D’abord, l’influence démesurée de ces entreprises — à la fois sur les plans culturel, économique et social — les rend difficiles, politiquement, à mettre au pas. Puis, il y a le fait que même chez les législateurs qui souhaitent le faire — et il y en a —, on ne s’entend pas sur la nature du problème.
Trop de contrôle… ou pas assez ?
D’un côté, certains, surtout chez les démocrates, demandent que les acteurs comme Facebook luttent plus énergiquement contre la désinformation et les messages potentiellement dangereux circulant librement.
En ce sens, des questions légitimes se posent depuis le 6 janvier dernier quant au rôle de Facebook, même s’il n’était que « passif », dans l’insurrection au Capitole. Les insurgés ont pu utiliser le réseau en toute impunité pour plus facilement organiser la pire attaque interne contre la démocratie américaine depuis des lustres.
À cela s’ajoutent, sur une base quotidienne, mensonges et délires sur des enjeux d’intérêt public, de la vaccination à l’intégrité électorale.
Cette permissivité permet à des gourous conspirationnistes de rivaliser en influence avec des sources crédibles et établies.
Inversement, d’autres, surtout chez les républicains, voient dans le contrôle du contenu une atteinte à la liberté d’expression et, ironiquement, parfois même à la vérité.
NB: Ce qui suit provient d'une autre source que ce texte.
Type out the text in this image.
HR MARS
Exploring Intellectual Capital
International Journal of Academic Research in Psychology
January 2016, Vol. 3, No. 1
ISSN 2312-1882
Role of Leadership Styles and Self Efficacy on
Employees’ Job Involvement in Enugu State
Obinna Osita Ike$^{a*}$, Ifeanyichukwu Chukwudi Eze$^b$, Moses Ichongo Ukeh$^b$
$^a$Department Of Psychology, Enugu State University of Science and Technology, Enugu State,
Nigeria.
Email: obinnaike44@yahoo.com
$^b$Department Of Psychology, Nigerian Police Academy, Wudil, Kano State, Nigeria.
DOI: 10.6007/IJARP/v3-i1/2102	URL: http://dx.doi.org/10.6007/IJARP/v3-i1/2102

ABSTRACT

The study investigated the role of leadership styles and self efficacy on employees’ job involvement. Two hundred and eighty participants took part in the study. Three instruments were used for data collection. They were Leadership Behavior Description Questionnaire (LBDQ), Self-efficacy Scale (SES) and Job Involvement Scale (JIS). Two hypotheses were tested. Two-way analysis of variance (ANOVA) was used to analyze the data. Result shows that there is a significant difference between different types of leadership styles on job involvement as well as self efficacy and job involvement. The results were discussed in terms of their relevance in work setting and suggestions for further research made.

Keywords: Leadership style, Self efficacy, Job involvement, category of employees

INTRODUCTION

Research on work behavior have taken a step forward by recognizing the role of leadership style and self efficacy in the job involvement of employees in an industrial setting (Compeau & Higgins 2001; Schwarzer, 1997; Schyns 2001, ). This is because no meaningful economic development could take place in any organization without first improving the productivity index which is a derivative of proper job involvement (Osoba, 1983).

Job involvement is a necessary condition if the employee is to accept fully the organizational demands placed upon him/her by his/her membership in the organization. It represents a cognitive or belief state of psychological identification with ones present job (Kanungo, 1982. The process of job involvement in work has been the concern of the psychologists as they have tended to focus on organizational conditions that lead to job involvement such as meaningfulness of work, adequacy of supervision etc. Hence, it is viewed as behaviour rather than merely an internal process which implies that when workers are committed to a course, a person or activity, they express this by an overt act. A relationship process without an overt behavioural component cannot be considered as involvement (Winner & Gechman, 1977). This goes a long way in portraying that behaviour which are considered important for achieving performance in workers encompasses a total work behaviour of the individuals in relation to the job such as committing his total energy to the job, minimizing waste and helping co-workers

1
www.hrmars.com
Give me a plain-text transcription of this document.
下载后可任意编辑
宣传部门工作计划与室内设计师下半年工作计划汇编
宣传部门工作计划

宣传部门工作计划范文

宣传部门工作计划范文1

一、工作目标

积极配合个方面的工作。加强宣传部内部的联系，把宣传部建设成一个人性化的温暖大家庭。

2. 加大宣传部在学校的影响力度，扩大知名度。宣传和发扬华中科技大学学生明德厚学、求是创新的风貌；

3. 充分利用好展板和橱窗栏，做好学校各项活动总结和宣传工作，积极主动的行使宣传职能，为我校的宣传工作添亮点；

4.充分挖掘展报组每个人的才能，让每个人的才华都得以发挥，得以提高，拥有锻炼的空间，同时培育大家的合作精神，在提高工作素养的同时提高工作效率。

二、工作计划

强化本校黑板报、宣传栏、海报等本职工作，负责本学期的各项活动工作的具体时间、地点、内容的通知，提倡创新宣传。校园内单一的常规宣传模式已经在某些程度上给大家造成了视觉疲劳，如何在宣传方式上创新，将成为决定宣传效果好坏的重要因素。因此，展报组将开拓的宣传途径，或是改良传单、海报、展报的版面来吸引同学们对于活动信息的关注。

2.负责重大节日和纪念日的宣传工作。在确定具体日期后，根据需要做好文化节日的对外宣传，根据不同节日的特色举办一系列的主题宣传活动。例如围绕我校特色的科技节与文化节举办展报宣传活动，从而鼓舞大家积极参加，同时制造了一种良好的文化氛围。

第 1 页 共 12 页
Un exemple ressort peut-être plus que tout autre : celui de Hunter Biden, fils du président des États-Unis.
En octobre dernier, dans le sprint final de la course présidentielle chaudement disputée entre Donald Trump et Joe Biden, le New York Post a publié un reportage controversé alléguant que l’ordinateur personnel de Hunter, en plus de contenir des images compromettantes de consommation de drogues dures, renfermait des échanges démontrant que Joe Biden avait menti quant à son implication dans les activités professionnelles de son fils.
Il ne s’agissait pas d’activités comme les autres : Hunter était payé grassement pour siéger au conseil d’administration d’une société d’énergie ukrainienne à l’époque où son père était vice-président des États-Unis… et chargé de la politique étrangère du pays dans cette région du monde. Le potentiel de conflit d’intérêts étant évident, Biden a juré tout au long de la campagne de 2020 ne pas avoir été au courant des affaires de son fils ; l’article du New York Post disait avoir la preuve du contraire.
Or, les géants du Web (à commencer, dans ce cas-ci, par Twitter, suivi de Facebook) en ont empêché le partage, pour cause de désinformation.
Le hic ? Comme le prouve un récent article d’un journaliste du site d’information Politico, le contenu du New York Post était bel et bien authentique.
Cette intervention des géants du Web a-t-elle permis à Biden de remporter la présidence ? On ne pourra jamais le démontrer. Mais, considérant que ce sont moins de 45 000 votes dans trois États qui ont donné les clés de la Maison-Blanche à Joe Biden… des questions légitimes se posent.
Les deux mots d’ordre : opaque et arbitraire
Au final, le processus de régulation de contenu des Facebook et Twitter de ce monde ne peut pas faire autrement que de connaître d’importants ratés : laissés à eux-mêmes et détenant des quasi-monopoles, ces géants n’ont pas de vrais comptes à rendre sur leurs façons de faire.
Ainsi, il n’y a presque jamais de réel moyen de déterminer précisément ce qui vaut à un compte de se voir suspendre ou à un message de se voir supprimer, alors qu’un nombre incalculable d’autres véhiculant mensonges et tromperies restent intacts.
Et, surtout, il n’y a jamais de réel moyen de déterminer qui a pris la décision ; aspirer à voir clair à travers les rouages internes relève pratiquement de la kremlinologie.
Le progrès technologique, disait l’autre.